Every year during Read Across America week kids in our little town, and probably all across the country, read the great Dr. Suess book, Oh the Places You’ll Go wearing the outfits they picked out to support where they want to go when they grow up on career day. You get kids dressed as plumbers, doctors, teachers, farmers, rockstars, artists, stay-at-home moms and dads, and so much more. I love the dreaming and excitement that goes into kids choosing their careers. They pick based off of what they’re passionate about not understanding or really even considering the amount of money they’ll make in one profession over the other. Kids get asked ‘what do you want to be when you grow up’ and they think, what would I want to do all day every day when I’m big and don’t have to go to school?
This year in our house we had a construction worker and a dirt bike racer. I mean, how perfect is that. Both careers that take an intense amount of skill and physical work, but that is really where the similarities end. The middle man wants to race anything and everything in the worst way. In the winter he drives the small, beat up, old used 4 wheeler with a missing headlight like it is brand new with sponsor stickers everywhere. He slides on his helmet and becomes a totally different person flying down the driveway turning sharp to make his U-turn and make another lap. He dreams of the day he’ll be big enough for his own snowmobile and if given the option will watch freestyle (the high flying stunts and flips) any chance he gets. In the summer, there is really not much difference except that the wheels go from four to two. He spends hours on the dirt bike going around the little circle track they built and hitting the ‘jumps’. Even through his helmet and over the engine noise you can hear him playing the parts of racer, announcer, and crowd in his own fantasy. This little boy hit the jumps, do the tricks, fall and get back on to go again, and encourage all of his friends to do the same.

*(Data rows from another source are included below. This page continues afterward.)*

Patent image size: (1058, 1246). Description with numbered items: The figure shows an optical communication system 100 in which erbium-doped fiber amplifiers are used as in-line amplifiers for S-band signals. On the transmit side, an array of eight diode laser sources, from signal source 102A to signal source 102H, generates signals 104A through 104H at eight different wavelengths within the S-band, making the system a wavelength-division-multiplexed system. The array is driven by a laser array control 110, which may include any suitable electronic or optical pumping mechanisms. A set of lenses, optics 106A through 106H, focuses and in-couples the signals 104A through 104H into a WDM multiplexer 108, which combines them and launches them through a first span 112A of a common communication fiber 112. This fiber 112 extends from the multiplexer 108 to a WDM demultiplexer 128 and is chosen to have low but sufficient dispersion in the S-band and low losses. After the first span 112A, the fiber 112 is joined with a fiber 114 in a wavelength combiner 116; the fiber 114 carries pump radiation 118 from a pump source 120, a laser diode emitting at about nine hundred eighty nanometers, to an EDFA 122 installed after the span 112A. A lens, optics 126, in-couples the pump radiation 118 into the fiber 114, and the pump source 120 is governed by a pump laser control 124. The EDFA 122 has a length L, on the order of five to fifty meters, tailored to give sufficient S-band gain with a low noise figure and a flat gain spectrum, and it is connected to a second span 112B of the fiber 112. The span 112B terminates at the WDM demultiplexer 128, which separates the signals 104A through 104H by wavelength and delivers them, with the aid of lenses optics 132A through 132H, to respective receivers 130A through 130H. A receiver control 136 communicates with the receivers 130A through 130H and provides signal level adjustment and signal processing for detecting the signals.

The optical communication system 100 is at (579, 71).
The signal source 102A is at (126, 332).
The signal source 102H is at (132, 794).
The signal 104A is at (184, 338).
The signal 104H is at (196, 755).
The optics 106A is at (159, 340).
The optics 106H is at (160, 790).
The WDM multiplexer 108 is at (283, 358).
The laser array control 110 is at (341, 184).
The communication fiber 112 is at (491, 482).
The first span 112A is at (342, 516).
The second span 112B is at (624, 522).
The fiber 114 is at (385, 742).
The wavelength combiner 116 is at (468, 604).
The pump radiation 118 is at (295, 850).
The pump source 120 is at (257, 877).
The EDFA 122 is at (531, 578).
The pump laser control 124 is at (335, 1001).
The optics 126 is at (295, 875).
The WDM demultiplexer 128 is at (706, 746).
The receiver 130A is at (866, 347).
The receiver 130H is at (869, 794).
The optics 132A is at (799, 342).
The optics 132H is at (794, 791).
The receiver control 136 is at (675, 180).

Our oldest chose construction because he basically wants to be my husband in any and all ways possible. He doesn’t quite understand yet what sales and project management are but he knows Dad builds buildings so being the true construction worker is his most logical option. Now, I love my son and know that physical labor is not really his jam but giving direction to people is. I’m going to say that he’ll want to be construction adjacent when he grows up but I’m fairly confident he won’t actually carry the tool belt. What is really interesting is his entrepreneurial spirit and while I know he’d hate to admit it, one thing he got from me are some big freaking dreams. This kid at 8 years old doesn’t ‘just’ want to be in construction. He wants to have a huge farm with over 1,000 head of cattle. He wants to have an excavating business where he can run equipment if he wants but be able to dig foundations and pull-out tree stumps and about a million other things. Beyond all of his grand dreams he is actually pretty planful in this. He has intentions of working nearby farms in succession of his mode of transportation. (The farm only a mile away is first because he can ride his bike there. Then the one he could take a 4-wheeler to. Finally, when he turns 16 he will he’ll be able to work at the big farm several miles away.) The experience and connections he gains will help him in starting or buying his own some day. He has similar strategies on the construction front. Start at home and start small, get bigger and better until he can do it himself, or at least teach someone on his crew how to do it.
I absolutely recognize that my kids hardworking and passionate as they are, have a serious amount of privilege to be able to do what they do particularly at the young ages they are. Machines to ride, a place to do it, and parents who support and help strategize your big dreams, there are a finite number of homes where kids grow up like this. I also know kids want to be what they see. My husband and my dad both used to race, one snowmobiles and one dirt bikes. My husband works and leads in construction every day and the kids see me leading teams at work on the daily, even more so since the start of the pandemic. There are hundreds of farms in our ‘neck of the woods’ as my dad would say. Most of them small family farms and some family farms that grew into very large operations. The kids in your life may have different aspirations and may not have the same opportunity to experience these careers day in and day out. My guess is around this elementary school age they are still dreaming about what they could be based on passions and what they see others doing and succeeding at.
What about you? Are you still dreaming of what you’d be when you grew up? Do you have people around you that are modeling what it looks like to be successful at it? What is your strategy to get there? You have the power to intentionally dream. You have the ability to change who and what your influences are. Is there a voice telling you a certain story about what you can and cannot do? Quiet them or, if possible, cut them out completely, and fill your circle, your social, your podcast and book lists with those who have done it before and who encourage you. You have the skills to make a strategy to make a plan and get where you want to go.